If you’re dreaming of a lush green garden, but think you don’t have the space to make it a reality, I encourage you to think again. All you need is a small balcony, or even just a windowsill, to flex your green thumb. And no, it won’t be as difficult as you may think.
If you’re like Dang and just moved into a new sun-laden spot, or if you’re simply looking for a new hobby, I highly encourage you to consider gardening in whatever way your home allows for it. Here’s exactly how to get started on your small space vegetable gardening journey.
Small Space Vegetable Gardening for Beginners
Growing your own vegetables, even in a small space, can have a big impact on the planet. From reducing shipping emissions, to preventing food waste, to providing you with a reliable supply of healthy, organic food, the benefits of gardening are plentiful.
To begin, you’ll want to assess your home’s light conditions.
“The number one thing plants need is enough light,” says Espiritu. “If you don’t have that everything else doesn’t matter.”
While it is possible to grow plants like leafy greens and herbs in as little as four hours of sunlight per day, Espiritu recommends positioning your garden for maximum sun exposure.

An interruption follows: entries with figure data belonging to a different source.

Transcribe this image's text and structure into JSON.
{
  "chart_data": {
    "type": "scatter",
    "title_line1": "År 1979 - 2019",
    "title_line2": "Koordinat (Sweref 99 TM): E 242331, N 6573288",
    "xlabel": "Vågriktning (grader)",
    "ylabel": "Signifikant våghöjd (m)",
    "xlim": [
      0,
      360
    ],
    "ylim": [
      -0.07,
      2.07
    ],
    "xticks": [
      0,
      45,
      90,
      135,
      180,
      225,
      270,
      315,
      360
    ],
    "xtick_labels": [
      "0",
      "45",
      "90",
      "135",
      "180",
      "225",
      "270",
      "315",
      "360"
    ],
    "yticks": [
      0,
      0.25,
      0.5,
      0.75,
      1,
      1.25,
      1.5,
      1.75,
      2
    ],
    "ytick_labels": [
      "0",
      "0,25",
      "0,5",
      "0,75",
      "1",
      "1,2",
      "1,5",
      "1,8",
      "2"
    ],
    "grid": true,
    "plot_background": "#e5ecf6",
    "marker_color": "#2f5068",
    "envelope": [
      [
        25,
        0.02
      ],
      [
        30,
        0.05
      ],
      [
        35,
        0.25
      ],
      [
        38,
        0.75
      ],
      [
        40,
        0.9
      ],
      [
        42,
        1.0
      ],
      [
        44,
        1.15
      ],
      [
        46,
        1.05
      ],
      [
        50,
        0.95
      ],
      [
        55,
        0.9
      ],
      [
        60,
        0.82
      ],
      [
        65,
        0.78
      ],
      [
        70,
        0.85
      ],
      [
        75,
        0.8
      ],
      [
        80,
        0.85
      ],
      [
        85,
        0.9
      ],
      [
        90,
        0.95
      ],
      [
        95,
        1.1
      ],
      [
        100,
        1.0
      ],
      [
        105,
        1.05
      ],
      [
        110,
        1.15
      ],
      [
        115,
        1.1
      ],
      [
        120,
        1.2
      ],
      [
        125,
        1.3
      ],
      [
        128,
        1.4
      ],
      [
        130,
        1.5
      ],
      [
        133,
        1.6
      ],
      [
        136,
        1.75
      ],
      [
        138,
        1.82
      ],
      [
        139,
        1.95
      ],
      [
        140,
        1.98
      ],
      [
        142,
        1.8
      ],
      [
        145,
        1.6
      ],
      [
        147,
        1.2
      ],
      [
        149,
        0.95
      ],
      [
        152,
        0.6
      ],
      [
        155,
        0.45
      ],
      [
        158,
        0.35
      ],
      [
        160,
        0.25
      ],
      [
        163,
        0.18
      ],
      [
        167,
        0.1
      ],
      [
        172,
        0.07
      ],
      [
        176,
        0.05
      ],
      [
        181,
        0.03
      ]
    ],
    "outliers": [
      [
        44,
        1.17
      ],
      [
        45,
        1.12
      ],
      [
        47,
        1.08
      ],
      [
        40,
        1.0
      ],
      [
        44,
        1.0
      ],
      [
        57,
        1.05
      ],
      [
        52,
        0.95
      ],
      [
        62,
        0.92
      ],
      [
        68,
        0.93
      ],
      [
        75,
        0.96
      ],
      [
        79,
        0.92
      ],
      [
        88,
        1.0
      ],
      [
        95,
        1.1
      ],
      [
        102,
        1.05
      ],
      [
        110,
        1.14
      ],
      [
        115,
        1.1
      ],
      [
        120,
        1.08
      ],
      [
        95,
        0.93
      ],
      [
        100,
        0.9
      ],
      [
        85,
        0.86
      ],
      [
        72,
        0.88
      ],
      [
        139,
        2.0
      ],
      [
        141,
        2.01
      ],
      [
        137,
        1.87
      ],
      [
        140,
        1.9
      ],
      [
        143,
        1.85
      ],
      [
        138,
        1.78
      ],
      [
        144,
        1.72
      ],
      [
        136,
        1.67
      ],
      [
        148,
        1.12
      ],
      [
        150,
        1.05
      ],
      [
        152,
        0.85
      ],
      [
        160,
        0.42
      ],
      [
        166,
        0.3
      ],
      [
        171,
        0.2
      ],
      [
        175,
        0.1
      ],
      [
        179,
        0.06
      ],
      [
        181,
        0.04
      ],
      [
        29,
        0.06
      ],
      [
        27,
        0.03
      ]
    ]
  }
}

To do this, try to utilize south-facing windowsills or balconies. These will get around six to eight hours of light everyday making them ideal for growing a variety of herbs and vegetables.
How To Pick Plants for Your Vegetable Garden
Once you’ve picked a location for your garden and evaluated the light conditions it’s time to choose your plants.
According to Espiritu it’s best to start small, and with foods you’ll actually want to eat. If you’re also concerned about difficulty, Espiritu has some recommendations.
“A good rule is, if you’re eating the leaves it’s going to be an easier plant to grow,” says Espiritu.
So if you’re a true gardening beginner, any kind of lettuce or herbs may be your optimal starting point. For an extra challenge you could experiment with root crops like radishes, carrots, and onions. And if you’re looking to jump right into the deep end, try plants like beans, tomatoes, or cucumbers. Espiritu says these plants take longer to grow and therefore there is more time for things to go awry.
A pro-tip from Espiritu: when starting off, purchase already grown plants instead of seeds as this will increase your chances of success.
What Kind of Soil to Get for Your Vegetable Garden
Okay so now that you know what you’re growing, it’s time to determine what you’ll grow it in. You’re probably thinking “soil, duh.” But if you’ve ever glanced down the gardening aisle at Home Depot, then you know there are a lot of different types of soil and it’s important to pick the right kind.
“You want to get the highest quality you can find,” says Espiritu. “Because besides light, soil is the second most important thing, so like you wouldn’t put bad food in your body and expect you to be ripped, you know what I mean? Like, it’s not going to happen, so the same thing will happen with your plants.”
For optimal growth, Espiritu recommends potting or vegetable mix. This type of soil can generally be used for everything from herbs to vegetables to flowers.
What Kind of Containers to Use for Small Space Vegetable Gardening
When picking a container you’ll want to ensure first and foremost, that is has enough space for the food you want to grow. For instance, if you’re growing carrots, those grow down into the soil, so you’ll want to make sure your container is deep enough to accommodate that.
Espiritu recommends plastic containers for something affordable and durable, or a pot made of terracotta clay.
It’s of course important to note, that for trailing or vining plants, like tomatoes, it’s important to get the correct materials for optimal growth. For example, a hanging planter may be best for trailing plants, while you may need to invest in a trellis for tomatoes.
How Often Should You Water Vegetables?
There’s no straight forward answer to this ever popular question. As a rule of thumb, most plants like soil that is somewhat moist all of the time, but you should be very cautious about overwatering as this can quickly kill your plants.
To be safe, always check the moisture level of your soil before and after watering. You can do this by poking your finger into the soil a couple of inches. If it feels damp your plant is good to go on water. If it feels dry it could use a drink.
When Are Vegetables Ready to Harvest?
According to Espiritu, you should let your newly planted vegetable babies grow for at least a week before you begin harvesting.
That said, harvesting practices can vary greatly depending on the plant. So check out these tips to make sure you’re harvesting at the right time with the best tools.
And finally, once all is said and done, enjoy your veggies by perhaps whipping up a delicious plant-based meal. I promise, knowing that you grew the ingredients yourself, will make it that much tastier.